Visite alla Fortezza da Basso, grande successo: instameet negli spazi dimenticati

Si è dimostrata una grande intuizione quella di aprire al pubblico i luoghi perduti del Forte di San Giovanni Battista


 Tutti la conoscono come Fortezza da Basso, questo perché il Forte di San Giovanni Battista è a valle della Fortezza sul Belvedere di Firenze, ma le mura che ospitano le più grandi rassegne fieristiche del capoluogo toscano, conservano molti segreti perduti.

L'opportunità di visitare il fortilizio mediceo  è una proposta culturale apprezzata dai fiorentini e non solo, che hanno risposto con entusiasmo visto il tutto esaurito per i primi turni di visita di sabato 7 luglio.

“Fu sollecitato il Duca Alessandro dallo zio Pontefice a fabbricare una Fortezza…” così le antiche cronache ricordano la fondazione del Forte San Giovanni, la cui progettazione fu affidata ad Antonio da Sangallo il giovane.

“Il sold out per le visite di apertura – ha detto il presidente di Firenze Fiera Leonardo Bassilichi, neo eletto vicepresidente nazionale Unioncamere – è la prova tangibile della forza attrattiva che la Fortezza esercita sui fiorentini e sui turisti in visita a Firenze. Un’esperienza unica, coinvolgente ed emozionante, una visita indimenticabile che guida il visitatore dalle viscere del fortilizio fino al mastìo, da dove si gode una veduta spettacolare sui principali monumenti della città. E sarà solo l’inizio di un percorso di apertura e fruibilità del fortilizio mediceo”.
L'obiettivo è restituire la fortezza ai fiorentini e "far capire ai nostri partners e clienti, l’importanza e il privilegio di organizzare il proprio evento in spazi ‘museali’ unici al mondo, dall'alto contenuto storico-artistico”.

 Non è mai stata una scatola vuota. L'intuizione di vedere nel contenitore di mostre e fiere un luogo da visitare ed aprire i seminterrati e gli spazi poco conosciuti al grande pubblico si sta rivelando lungimirante soprattutto in vista della ristrutturazione degli spazi interni e dei bastioni con i camminamenti sulle mura.

"Avete già visitato i sotterranei e i quartieri più antichi della Fortezza?" domandano ai frequentatori dei social network dalla direzione di Firenze Fiera che ha acquisito l'intero complesso rilevando le quote da Regione Toscana e Comune di Firenze.
Nel piano di rilancio un ruolo fondamentale lo gioca la comunicazione e chi ospita il Salone dedicato al Turismo digitale non può esimersi dal cercare i Like di Facebook o i cuoricini di Instagram.

L'annuncio per gli appassionati di Instagram "Sabato 28 raccoglieremo gli Instagrammers per un esclusivo instameet con la Community igers_firenze e igerstoscana. Non vediamo l'ora". 

Le visite guidate, curate da MUS.E, si svolgono ogni sabato mattina da luglio a settembre in tre turni (ore 9.30, 10.30, 11.30). I percorsi sono ad ingresso libero, con prenotazione obbligatoria.

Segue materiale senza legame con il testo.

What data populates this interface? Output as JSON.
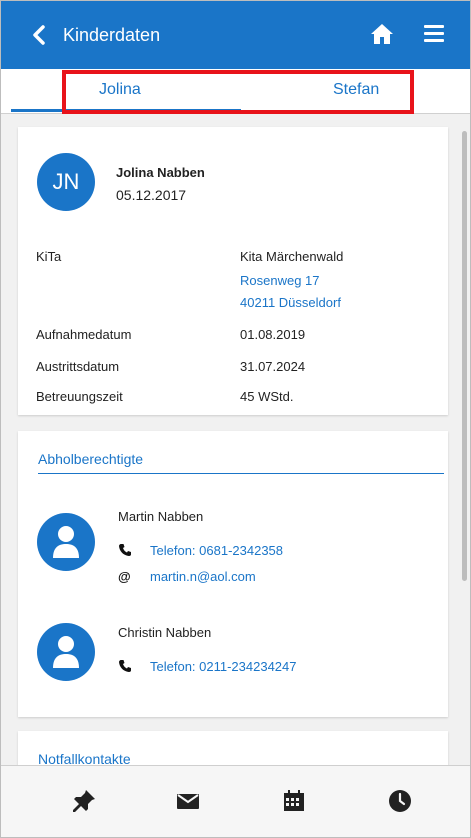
{
  "header": {
    "title": "Kinderdaten",
    "back_icon": "chevron-left-icon",
    "home_icon": "home-icon",
    "menu_icon": "hamburger-menu-icon",
    "color": "#1a75c8"
  },
  "tabs": [
    {
      "label": "Jolina",
      "active": true
    },
    {
      "label": "Stefan",
      "active": false
    }
  ],
  "child": {
    "initials": "JN",
    "name": "Jolina Nabben",
    "birthdate": "05.12.2017",
    "details": [
      {
        "label": "KiTa",
        "value": "Kita Märchenwald",
        "link1": "Rosenweg 17",
        "link2": "40211 Düsseldorf"
      },
      {
        "label": "Aufnahmedatum",
        "value": "01.08.2019"
      },
      {
        "label": "Austrittsdatum",
        "value": "31.07.2024"
      },
      {
        "label": "Betreuungszeit",
        "value": "45 WStd."
      }
    ]
  },
  "pickup": {
    "title": "Abholberechtigte",
    "persons": [
      {
        "name": "Martin Nabben",
        "phone": "Telefon: 0681-2342358",
        "email": "martin.n@aol.com"
      },
      {
        "name": "Christin Nabben",
        "phone": "Telefon: 0211-234234247"
      }
    ]
  },
  "emergency": {
    "title": "Notfallkontakte"
  },
  "bottom_nav": [
    "pin-icon",
    "mail-icon",
    "calendar-icon",
    "clock-icon"
  ]
}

La struttura ingloba anche la medievale porta Faenza. Durante la visita è possibile comprendere meglio l’architettura e le strategie difensive, ammirare la città dall’alto del mastìo e percorrere una parte del camminamento di ronda sotterraneo, per la prima volta aperto al pubblico. Un percorso attraverso i secoli, dal medioevo alle trasformazioni Lorenesi fino alla rinascita grazie agli interventi di recupero e ammodernamento degli spazi a cura di Firenze Fiera.